Highlights (H1 unless indicated):

·   Group like-for-like (LFL) revenue growth of 8.6% .  Price/mix was 7.4% and volume 1.2%.  Continued broad-based growth and momentum across all Business Units and geographies.  Growth includes an estimated 2.4% benefit from US Nutrition temporary competitor supply issues.

·   Q2 Group LFL growth of 11.9%.  Price/mix was 9.7% and volume 2.2%.  Strong growth across our Health (+24.2%), Nutrition (+26.8%) and Hygiene (-2.5%, +8.9% excluding Lysol) portfolios, with Lysol in line with expectations.  Growth includes an estimated 3.3% benefit from US Nutrition temporary competitor supply issues.

·   70% of the portfolio less sensitive to Covid dynamics grew low double digits (Q2: mid-teens). Excluding the positive impact from US IFCN, growth was high-single digits (Q2: low-double digits), driven by continued innovation and in-market execution across the portfolio.

·   Our Health GBU delivered 22.4% LFL growth driven by a combination of strong demand and share gains in our OTC portfolio, and continued momentum in our Intimate Wellness, VMS and germ protection brands.

·   Disinfection performance fully in line with expectations.   Dettol in growth for Q2 with stable revenue trends at c.40% above pre-pandemic levels.  Lysol was down by around 30% from Covid peaks in H1 2021 plus some retailer de-stocking in H1. Lysol consumption trends were strong at 50-65% above pre-pandemic levels.  

·     Nutrition growth in Q2 of 26.8% driven by low-teens growth in Latin America / ASEAN and around 40% growth in the US with strong execution amidst temporary competitor supply issues.

·   H1 adjusted operating margin of 25.6%: Growth of +290bps was driven by the combination of favourable product mix, productivity initiatives, pricing and phasing of investments, aided by leverage benefits in US Nutrition and the gain on sale of surplus land in Asia (+85bps).

·     H1 adjusted EPS (diluted) of 178.6p (+25.2%). Strong growth driven by a combination of revenue growth, margin expansion, and foreign exchange benefits.

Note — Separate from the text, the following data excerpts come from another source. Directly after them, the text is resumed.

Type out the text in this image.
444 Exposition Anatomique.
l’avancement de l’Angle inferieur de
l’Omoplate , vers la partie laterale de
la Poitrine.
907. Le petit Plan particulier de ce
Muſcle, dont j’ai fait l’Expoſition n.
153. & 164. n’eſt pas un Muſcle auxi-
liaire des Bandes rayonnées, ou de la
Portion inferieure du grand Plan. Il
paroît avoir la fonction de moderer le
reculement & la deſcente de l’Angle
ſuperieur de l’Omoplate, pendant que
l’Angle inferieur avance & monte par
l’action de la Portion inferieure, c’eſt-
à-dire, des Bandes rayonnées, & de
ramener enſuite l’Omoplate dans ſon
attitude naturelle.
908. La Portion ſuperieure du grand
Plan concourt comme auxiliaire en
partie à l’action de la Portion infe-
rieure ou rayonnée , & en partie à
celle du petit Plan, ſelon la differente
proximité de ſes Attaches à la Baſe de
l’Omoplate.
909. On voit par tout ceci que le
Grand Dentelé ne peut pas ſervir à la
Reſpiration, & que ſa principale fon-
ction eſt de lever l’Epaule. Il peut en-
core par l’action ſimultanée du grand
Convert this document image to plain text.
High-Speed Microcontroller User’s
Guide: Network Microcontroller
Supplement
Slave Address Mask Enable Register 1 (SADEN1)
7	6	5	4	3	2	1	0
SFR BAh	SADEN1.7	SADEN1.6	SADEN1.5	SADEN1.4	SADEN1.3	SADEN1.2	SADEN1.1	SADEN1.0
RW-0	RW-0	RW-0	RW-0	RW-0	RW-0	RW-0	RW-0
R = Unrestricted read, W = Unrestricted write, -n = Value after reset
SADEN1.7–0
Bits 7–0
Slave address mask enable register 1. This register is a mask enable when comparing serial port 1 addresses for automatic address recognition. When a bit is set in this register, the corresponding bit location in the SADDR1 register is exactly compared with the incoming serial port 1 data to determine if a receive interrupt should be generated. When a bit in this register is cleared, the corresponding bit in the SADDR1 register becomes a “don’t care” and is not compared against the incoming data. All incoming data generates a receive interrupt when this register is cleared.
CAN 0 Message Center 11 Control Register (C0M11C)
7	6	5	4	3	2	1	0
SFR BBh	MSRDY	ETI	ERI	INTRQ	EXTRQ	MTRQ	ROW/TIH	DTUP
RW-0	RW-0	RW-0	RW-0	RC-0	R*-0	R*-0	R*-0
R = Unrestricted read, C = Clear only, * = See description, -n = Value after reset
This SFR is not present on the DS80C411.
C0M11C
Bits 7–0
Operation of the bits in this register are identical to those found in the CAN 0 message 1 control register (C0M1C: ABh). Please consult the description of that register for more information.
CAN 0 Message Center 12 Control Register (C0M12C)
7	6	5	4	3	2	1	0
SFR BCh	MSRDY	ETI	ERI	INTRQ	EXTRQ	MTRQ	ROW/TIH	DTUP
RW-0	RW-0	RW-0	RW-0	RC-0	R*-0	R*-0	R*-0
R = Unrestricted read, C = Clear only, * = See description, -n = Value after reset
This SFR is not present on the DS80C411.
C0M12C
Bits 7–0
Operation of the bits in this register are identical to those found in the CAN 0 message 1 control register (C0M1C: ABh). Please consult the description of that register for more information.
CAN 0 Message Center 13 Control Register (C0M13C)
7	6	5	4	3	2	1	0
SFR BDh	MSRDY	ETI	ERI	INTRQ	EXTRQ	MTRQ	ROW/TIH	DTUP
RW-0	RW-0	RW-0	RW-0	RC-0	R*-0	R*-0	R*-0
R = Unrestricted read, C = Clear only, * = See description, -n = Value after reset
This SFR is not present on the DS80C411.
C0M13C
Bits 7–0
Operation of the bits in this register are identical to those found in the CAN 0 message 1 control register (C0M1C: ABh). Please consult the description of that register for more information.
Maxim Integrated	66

·     H1 2022 dividend recommended to be 73.0p: in line with H1 2021.

Outlook:

·     Following a strong H1 we are increasing our expectations for 2022.  We now expect LFL net revenue growth of +5 – 8% for 2022, and growth in adjusted operating margins.

·     We are already delivering sustainable mid-single digit net revenue growth and remain firmly on track to deliver our medium-term goal of mid-20s adjusted operating margins by the mid-2020s.

Commenting on the results, Laxman Narasimhan, Chief Executive Officer, said:

“We have delivered an excellent first half performance in 2022.  Innovation and improved in-market execution are driving sustained, broad-based revenue growth and market share momentum across our portfolio. Our brands less sensitive to the impact of Covid are growing ahead of our mid-single digit target, whilst our disinfection brands are performing as expected, well above pre-pandemic levels. The actions we have taken to broaden the shoulders of our Lysol and Dettol franchises, combined with our innovation and penetration building initiatives have built a significantly larger, sustainable base from which we will grow.

 

Driving our earnings model to mitigate the very challenging inflationary environment is a key focus throughout our entire organisation. Our productivity programme has delivered over £370m of savings in the first half, well ahead of our ingoing expectations.  This, combined with favourable product mix and pricing, accompanied by one-off and short-term benefits, have enabled us to deliver adjusted operating profit growth in H1 well above net revenue growth.

 

Imperative to our strong performance this period is the exceptional execution across our global operations. I want to thank each and every one of our colleagues for their tireless commitment during our transformation journey, and for their outstanding delivery amidst extremely challenging circumstances.  It is this embedded ownership culture that continues to be a unique factor in our success for the future

We have built a stronger, more resilient business around our portfolio of trusted brands in growth categories.   Despite challenging conditions, we are confident about the rest of the year, we are already delivering sustainable mid-single digit net revenue growth, and remain firmly on track to deliver our medium-term adjusted operating margin goal”.